One in every four students in the upper grades of elementary school have been bullied by schoolmates but nearly half kept silent about their experience, a survey showed yesterday.

According to the survey of 1,377 fourth- to sixth-grade students of five elementary schools in Seoul by Childfund Korea, a nongovernmental child welfare organization, 25 percent said they have experienced bullying at school.

The survey was conducted from September through late December of last year.

The results were released after a recent string of suicides by young students who had been bullied triggered anxiety over rampant violence in South Korean grade schools.

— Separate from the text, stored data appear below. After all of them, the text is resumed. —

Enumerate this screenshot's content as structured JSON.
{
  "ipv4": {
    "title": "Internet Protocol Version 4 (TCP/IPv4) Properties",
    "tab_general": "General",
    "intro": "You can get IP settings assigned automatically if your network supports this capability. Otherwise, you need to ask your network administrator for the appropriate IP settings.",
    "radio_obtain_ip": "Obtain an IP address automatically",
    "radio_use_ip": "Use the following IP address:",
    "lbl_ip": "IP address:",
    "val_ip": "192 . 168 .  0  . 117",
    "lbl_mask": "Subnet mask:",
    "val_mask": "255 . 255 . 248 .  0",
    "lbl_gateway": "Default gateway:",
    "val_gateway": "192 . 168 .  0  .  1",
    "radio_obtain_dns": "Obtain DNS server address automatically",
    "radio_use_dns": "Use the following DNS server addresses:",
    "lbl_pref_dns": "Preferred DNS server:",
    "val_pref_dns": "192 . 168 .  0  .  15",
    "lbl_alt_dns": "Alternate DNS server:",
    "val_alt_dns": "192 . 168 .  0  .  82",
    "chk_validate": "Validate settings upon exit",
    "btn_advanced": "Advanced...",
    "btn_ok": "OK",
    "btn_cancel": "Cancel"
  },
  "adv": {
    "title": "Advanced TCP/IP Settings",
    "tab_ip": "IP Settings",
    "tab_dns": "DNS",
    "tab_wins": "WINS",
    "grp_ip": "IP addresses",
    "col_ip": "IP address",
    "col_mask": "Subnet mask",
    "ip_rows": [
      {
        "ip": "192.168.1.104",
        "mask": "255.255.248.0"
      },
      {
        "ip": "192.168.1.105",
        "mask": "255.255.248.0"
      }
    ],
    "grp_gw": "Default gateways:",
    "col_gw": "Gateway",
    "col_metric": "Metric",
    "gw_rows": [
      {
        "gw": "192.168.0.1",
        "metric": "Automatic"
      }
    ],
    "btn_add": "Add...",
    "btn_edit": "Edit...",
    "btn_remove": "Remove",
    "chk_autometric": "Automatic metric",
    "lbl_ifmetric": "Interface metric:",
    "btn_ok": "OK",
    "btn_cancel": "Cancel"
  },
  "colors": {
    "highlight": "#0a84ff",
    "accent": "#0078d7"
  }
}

The respondents cited spreading malignant rumors, beating or pushing and verbal abuse as the most frequent types of bullying. Coming in second was hazing with unpleasant words or behavior, including sexual slurs, followed by theft of belongings or money.

About 53 percent of the victimized students said they sought help from their parents, teachers and friends after the incident, but 47 percent said they did not.

Asked their reasons for not seeking help, 28 percent cited a fear of making things worse while 19 percent thought reporting the bullying would be of no use. Sixteen percent said they thought bullying was no big deal while 11 percent were afraid of the bullies taking revenge.

The survey identified routes taken to and from school, out-of-the-way neighborhood areas, classrooms and school corridors as the most common places for student-on-student violence.

Despite the recent heightened awareness of school violence, a decision by the Seoul metropolitan education council to employ “school sheriffs” under the direct control of school principals has drawn strong criticism from some parents.

The council last month decided that private guards placed at schools in the capital to prevent student violence, kidnapping and sex crimes would come under the direct employment of school principals as part of cost-saving efforts, according to the Seoul metropolitan government.

Parents’ organizations, however, say the change would mean a return to an outdated system of placing retired soldiers and police officers in schools as volunteer guards.